Sent from my iPhone by
Professor Carole Goble
The University of Manchester
UK

> On 16 Apr 2018, at 13:39, ljgarcia <ljgarcia@ebi.ac.uk> wrote:
> 
> Dear all,
> 
> Unfortunately, the poster submission for eswc was not accepted. Still, from the reviews, I would say Bioschemas is getting attention and recognition as a valuable contribution.
> 
> Regards,
> 
> -------- Original Message --------
> Subject: ESWC2018 poster&demo - notification for paper 242
> Date: 2018-04-12 19:36
> From: ESWC2018 <eswc2018@easychair.org>
> To: Leyla Jael García Castro <ljgarcia@ebi.ac.uk>
> 
> Dear Leyla Jael,
> We regret to inform you that your contribution
> How the research community can benefit from schema.org
> could not been accepted for the ESWC2018 Posters and Demos session at this time.

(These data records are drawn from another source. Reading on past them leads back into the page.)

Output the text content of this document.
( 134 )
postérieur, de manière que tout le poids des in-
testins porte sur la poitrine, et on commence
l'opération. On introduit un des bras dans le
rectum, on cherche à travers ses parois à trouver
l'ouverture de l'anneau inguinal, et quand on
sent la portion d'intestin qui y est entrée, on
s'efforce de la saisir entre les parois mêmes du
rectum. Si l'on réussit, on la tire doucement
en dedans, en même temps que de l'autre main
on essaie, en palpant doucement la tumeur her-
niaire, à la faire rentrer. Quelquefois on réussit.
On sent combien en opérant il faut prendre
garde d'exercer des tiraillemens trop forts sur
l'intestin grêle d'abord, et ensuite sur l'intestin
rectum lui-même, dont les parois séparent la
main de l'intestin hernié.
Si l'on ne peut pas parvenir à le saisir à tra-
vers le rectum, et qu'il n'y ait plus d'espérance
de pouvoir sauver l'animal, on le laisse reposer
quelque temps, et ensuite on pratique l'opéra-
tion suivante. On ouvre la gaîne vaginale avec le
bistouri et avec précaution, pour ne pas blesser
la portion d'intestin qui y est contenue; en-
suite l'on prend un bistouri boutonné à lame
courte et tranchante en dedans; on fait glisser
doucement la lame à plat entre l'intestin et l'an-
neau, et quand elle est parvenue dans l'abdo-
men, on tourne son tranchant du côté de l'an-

> We hope that you find reviewers’ feedback helpful for your future work.
> 
> Bests,
> Anna Lisa Gentile, IBM Research Almaden, US <annalisa.gentile@ibm.com>
> Andrea Giovanni Nuzzolese, STLab, ISTC-CNR, Italy <andrea.nuzzolese@istc.cnr.it>
> https://2018.eswc-conferences.org
> 
> 
> ----------------------- REVIEW 1 ---------------------
> PAPER: 242
> TITLE: How the research community can benefit from schema.org
> AUTHORS: Leyla Jael García Castro and  Bioschemas Community
> 
> Overall evaluation and score: 2 (reject)

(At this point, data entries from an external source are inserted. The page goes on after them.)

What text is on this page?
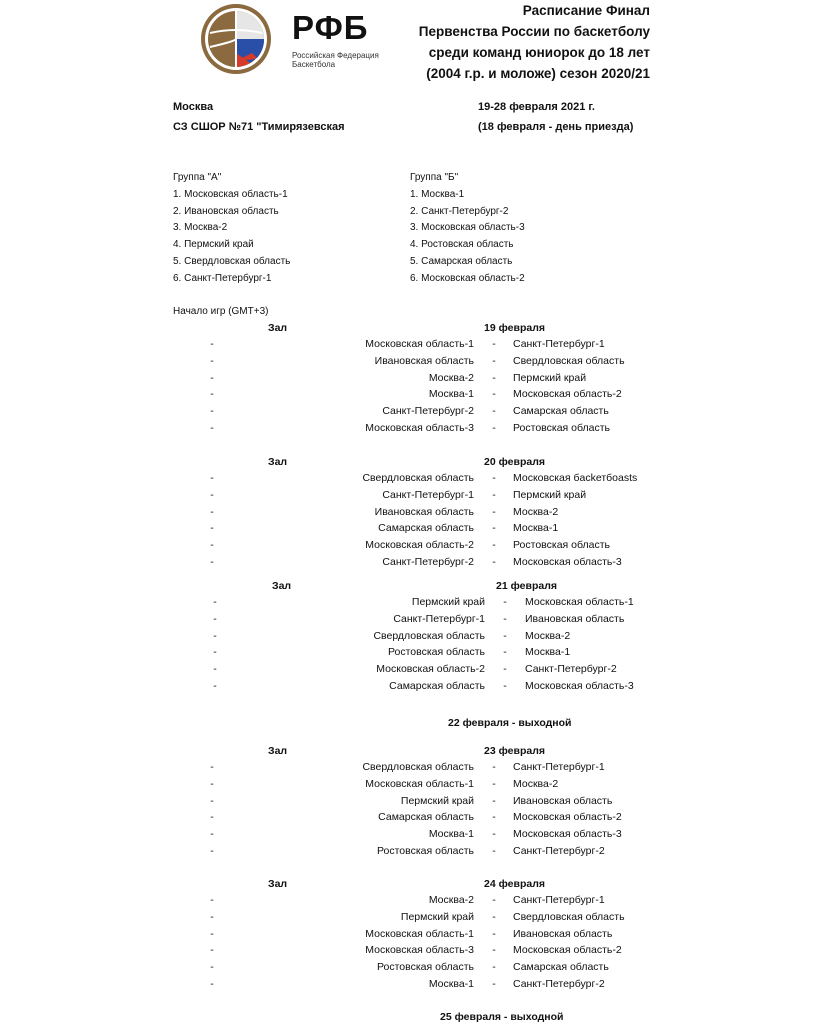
РФБ
Российская Федерация Баскетбола
Расписание Финал
Первенства России по баскетболу
среди команд юниорок до 18 лет
(2004 г.р. и моложе) сезон 2020/21
Москва
СЗ СШОР №71 "Тимирязевская
19-28 февраля 2021 г.
(18 февраля - день приезда)
Группа "А"
1. Московская область-1
2. Ивановская область
3. Москва-2
4. Пермский край
5. Свердловская область
6. Санкт-Петербург-1
Группа "Б"
1. Москва-1
2. Санкт-Петербург-2
3. Московская область-3
4. Ростовская область
5. Самарская область
6. Московская область-2
Начало игр (GMT+3)
Зал	19 февраля
-	Московская область-1	-	Санкт-Петербург-1
-	Ивановская область	-	Свердловская область
-	Москва-2	-	Пермский край
-	Москва-1	-	Московская область-2
-	Санкт-Петербург-2	-	Самарская область
-	Московская область-3	-	Ростовская область
Зал	20 февраля
-	Свердловская область	-	Московская бaсkетбоasts
-	Санкт-Петербург-1	-	Пермский край
-	Ивановская область	-	Москва-2
-	Самарская область	-	Москва-1
-	Московская область-2	-	Ростовская область
-	Санкт-Петербург-2	-	Московская область-3
Зал	21 февраля
-	Пермский край	-	Московская область-1
-	Санкт-Петербург-1	-	Ивановская область
-	Свердловская область	-	Москва-2
-	Ростовская область	-	Москва-1
-	Московская область-2	-	Санкт-Петербург-2
-	Самарская область	-	Московская область-3
Зал	23 февраля
-	Свердловская область	-	Санкт-Петербург-1
-	Московская область-1	-	Москва-2
-	Пермский край	-	Ивановская область
-	Самарская область	-	Московская область-2
-	Москва-1	-	Московская область-3
-	Ростовская область	-	Санкт-Петербург-2
Зал	24 февраля
-	Москва-2	-	Санкт-Петербург-1
-	Пермский край	-	Свердловская область
-	Московская область-1	-	Ивановская область
-	Московская область-3	-	Московская область-2
-	Ростовская область	-	Самарская область
-	Москва-1	-	Санкт-Петербург-2
22 февраля - выходной
25 февраля - выходной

> Open Reviewing Opting Out: yes
> 
> ----------- Overall evaluation and score -----------
> The paper is well written and addresses an important problem of reuse of semantic  markup and schema discoverability. Howewer, this paper almost completely lacks any novelty or even a technical element. It reads like an advertisement for schema.org aimed at the general public. It is unclear from the paper what is the relation between http://bioschemas.org to schema.org. I am wondering if the paper should not actually be about http://bioschemas.org rather than schema.org?
> 
> 
> ----------------------- REVIEW 2 ---------------------
> PAPER: 242
> TITLE: How the research community can benefit from schema.org
> AUTHORS: Leyla Jael García Castro and  Bioschemas Community
> 
> Overall evaluation and score: 3 (weak accept)
> Open Reviewing Opting Out: no
> 
> ----------- Overall evaluation and score -----------
> The paper discusses benefits and limitations that can be perceived by the research community through the use of microdata of schema.org for annotating web resources. The experience of bioschemas.org is illustrated to show the possible concrete contribution of microdata to the research community.
> 
> Pros: The topic addressed in the paper is interesting and appropriate for ESWC.
> 
> Cons: Technical and experimental support to the paper claims are limited. In the present form, the paper is a naive presentation of author opinions/feelings based on a limited (even if encouraging) experience. Some experimental data would be appreciated to show the concrete benefits of adopting microdata in a research context in comparison with a traditional approach.
> 
> 
> ----------------------- REVIEW 3 ---------------------
> PAPER: 242
> TITLE: How the research community can benefit from schema.org
> AUTHORS: Leyla Jael García Castro and  Bioschemas Community
> 
> Overall evaluation and score: 1 (strong reject)
> Open Reviewing Opting Out: no
> 
> ----------- Overall evaluation and score -----------
> How the research community can benefit from schema.org
> 
> The paper generally discusses advantages and drawbacks of using schema.org. The need for effective search engines for research datasets is emphasized. Discoverability problems stem from the lack of metadata, therefore the authors argue that schema.org can be applied as a remedy.
> The problem is important and relevant but the approach in the paper does not introduce anything new. The authors point at missing vocabularies at schema.org, which can be extended in various ways. The paper missed the opportunity to present Bioschemas; it could be a nice addition for the ESWC conference as a poster.
> Minor comments:
> •    The authors mention the RDFa as a way to embed semantic content in HTML but the example given is in Microdata. Moreover, “100 years of solitude” is not a book but a title of the book.